Thoreau, Henry David. Walden. 1854. Boston: Beacon Press, July 15, 2004 [Introduction and Annotations by Bill McKibben].

Now is the Science of our Discontent: E. O. Wilson and the Sacrifice of Science

Why do humans sacrifice for one another, sometimes even giving their lives so that others may go on living? We are an exceptionally selfish species, if measured by our propensity to hoard, to covet power and control, to manipulate and coerce. Scientists appear to be part of the species. Nature published last August a new paper by E. O. Wilson, with Marin Nowak and Corina Tarnita, all of Harvard (Wilson, now 81), but we wonder what’s become of the peer review process when after publication 137 scientists see fit to call Wilson a heretic, signing a letter chastising Nature for publishing his argument. Of course there’s disagreement – no disagreement, no argument; no argument, no need to publish results. One would think the scientist would be the first to understand this. So what’s going on here?

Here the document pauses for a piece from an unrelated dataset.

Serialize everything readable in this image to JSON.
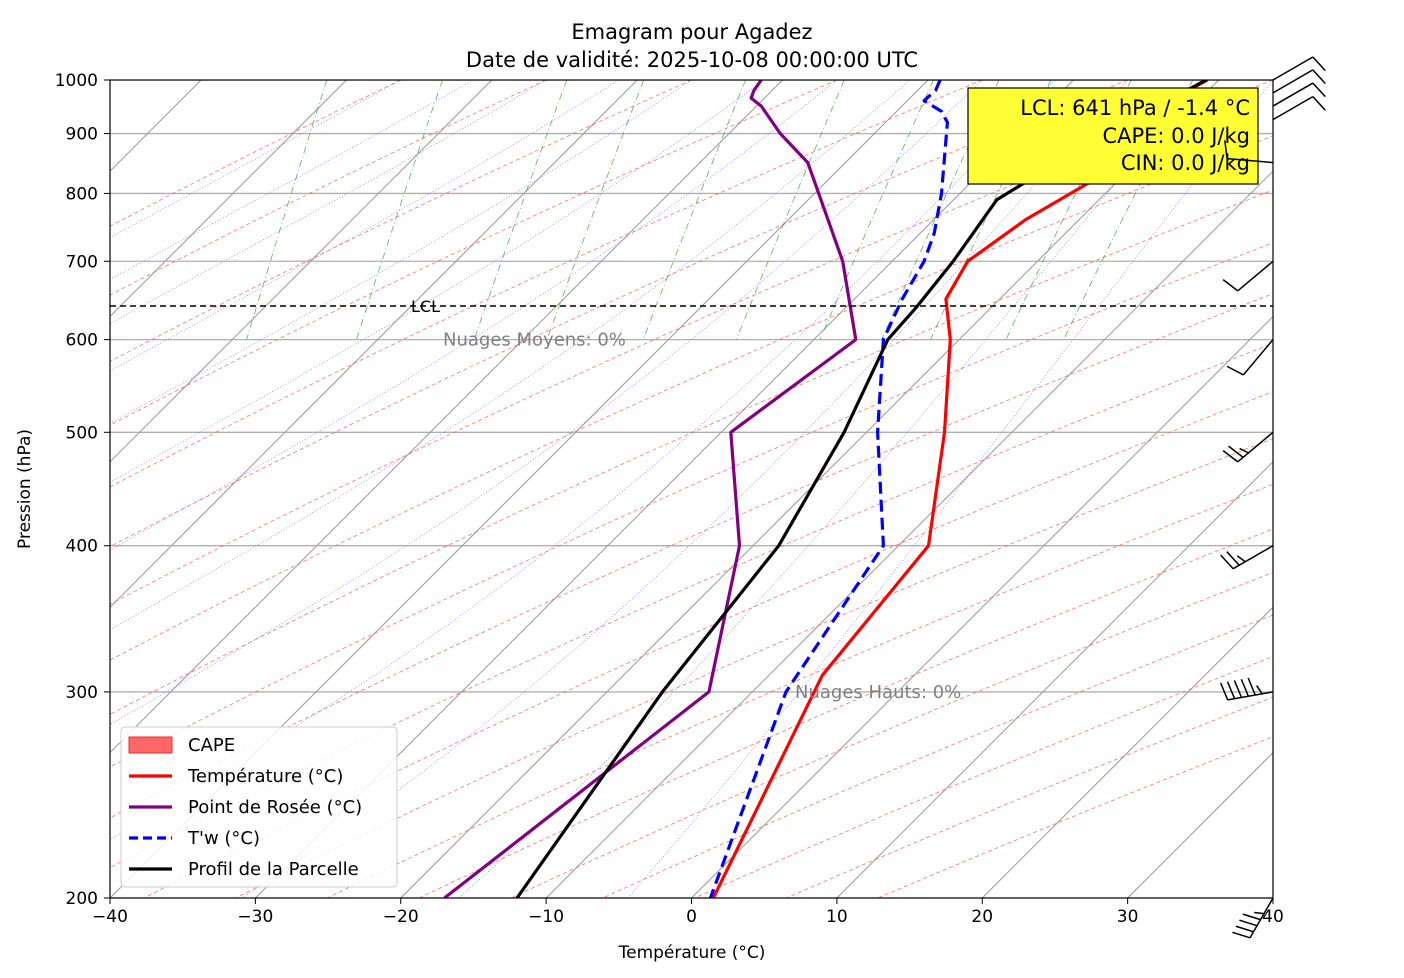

Borrowing from the medical peer review scandal, about which we posted last October: In the Atlantic’s “Lies, Damned Lies, and Medical Science,” David H. Freedman (November, 2010) said, “Though scientists and science journalists are constantly talking up the value of the peer-review process, researchers admit among themselves that biased, erroneous, and even blatantly fraudulent studies easily slip through it.” The motive appears to be funding. If you are a scholar at work on research on kin selection, it’s possible that Wilson’s breakaway article renders your work null and void. Yet most disturbing is the suggestion that many of the scientists signing the letter of discontent have not even read Wilson’s paper, or, if they have, have not studied the mathematics addendum, or if they have, have not understood the math. A Boston Globe interview (April 17, 2011) with Wilson, interestingly titled “Where does good come from?,” discusses the letter of discontent and his revised theory. According to the Globe, Richard Dawkins said, “It’s almost universally regarded as a disgrace that Nature published it.” That’s not a rebuttal; it’s an insult. Wired Science’s Brandon Keim summarized the support that does exist as well as opposing viewpoints: See “E. O. Wilson Proposes New Theory of Social Evolution.”

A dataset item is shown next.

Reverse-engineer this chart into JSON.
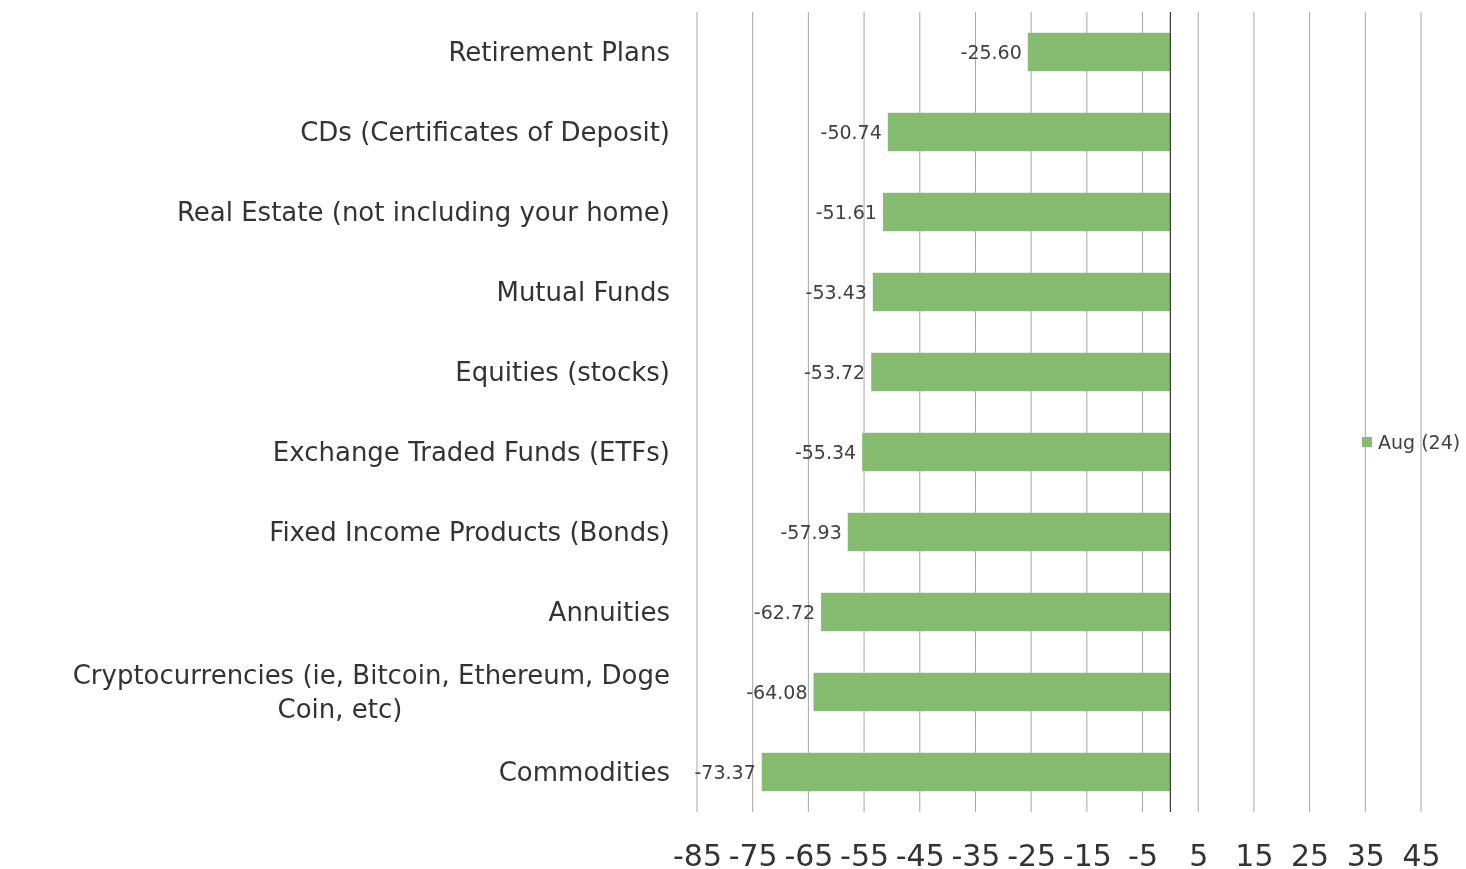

The crux of the matter was usefully stated by Robert B. Laughlin in A Different Universe (2005): “The pig-headed response of the science establishment to the emergent principles potentially present in life is, of course, a glaring symptom of its addiction to reductionist beliefs – happily abetted by the pharmaceutical industry, which greatly appreciates having minutiae relevant to its business worked out at taxpayer expense” (173). Laughlin defines emergence this way: “Emergence means complex organizational structure growing out of simple rules. Emergence means stable inevitability in the way certain things are. Emergence means unpredictability, in the sense of small events causing great and qualitative changes in larger ones. Emergence means the fundamental impossibility of control. Emergence is a law of nature to which humans are subservient” (200-201). Further, Laughlin explains, perhaps, both the medical research scandal and the dissing by so many scientists of Wilson’s paper: “A measurement that cannot be done accurately, or that cannot be reproduced even if it is accurate, can never be divorced from politics and must therefore generate mythologies” (215). What Laughlin is talking about is science that shifts in focus from explaining things based on “the behavior of parts to the behavior of the collective” (208). And that is precisely the direction taken by Wilson’s new paper.

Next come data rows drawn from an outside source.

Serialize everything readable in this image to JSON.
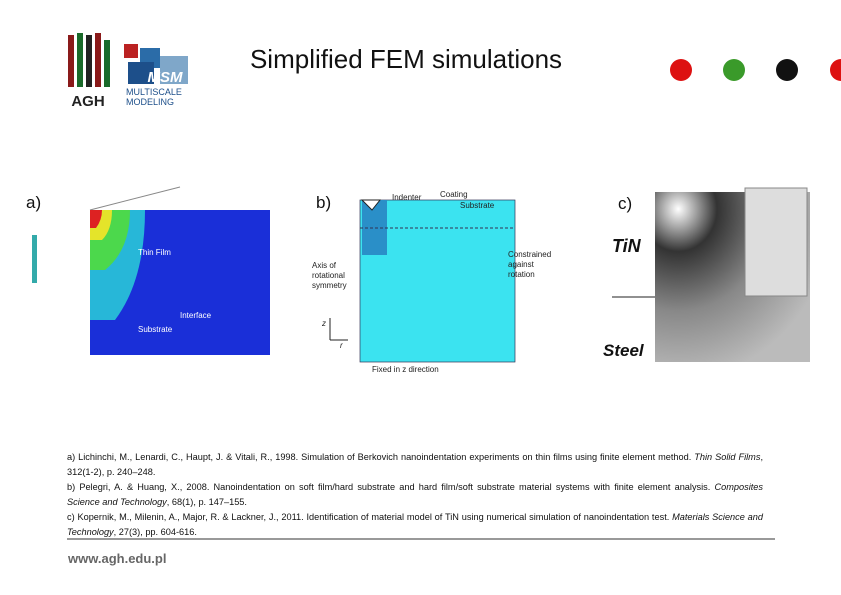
{
  "header": {
    "title": "Simplified FEM simulations",
    "logo_agh": "AGH",
    "logo_msm": "MSM",
    "logo_line1": "MULTISCALE",
    "logo_line2": "MODELING"
  },
  "figures": {
    "a": {
      "label": "a)",
      "annotations": [
        "Thin Film",
        "Interface",
        "Substrate"
      ]
    },
    "b": {
      "label": "b)",
      "annotations": [
        "Indenter",
        "Coating",
        "Substrate",
        "Axis of",
        "rotational",
        "symmetry",
        "Constrained",
        "against",
        "rotation",
        "Fixed in z direction",
        "z",
        "r"
      ]
    },
    "c": {
      "label": "c)",
      "annotations": [
        "TiN",
        "Steel"
      ]
    }
  },
  "references": [
    {
      "text": "a) Lichinchi, M., Lenardi, C., Haupt, J. & Vitali, R., 1998. Simulation of Berkovich nanoindentation experiments on thin films using finite element method. ",
      "journal": "Thin Solid Films",
      "details": ", 312(1-2), p. 240–248."
    },
    {
      "text": "b) Pelegri, A. & Huang, X., 2008. Nanoindentation on soft film/hard substrate and hard film/soft substrate material systems with finite element analysis. ",
      "journal": "Composites Science and Technology",
      "details": ", 68(1), p. 147–155."
    },
    {
      "text": "c) Kopernik, M., Milenin, A., Major, R. & Lackner, J., 2011. Identification of material model of TiN using numerical simulation of nanoindentation test. ",
      "journal": "Materials Science and Technology",
      "details": ", 27(3), pp. 604-616."
    }
  ],
  "footer": {
    "url": "www.agh.edu.pl"
  }
}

The threat of Wilson’s change in focus is to the dominance of the individual, the single gene as well as the single person. When humans come together, the resulting behavior of the group is something different from the behavior of each individual within the group. The same may be true of genes. This is what Dawkins can’t tolerate, for the focus changes from competition, which his work is bound to, to cooperation, which is probably an emergent phenomenon. If we are to have the truth, it appears that someone in the scientific community is going to have to make a sacrifice. Perhaps E. O. Wilson already has.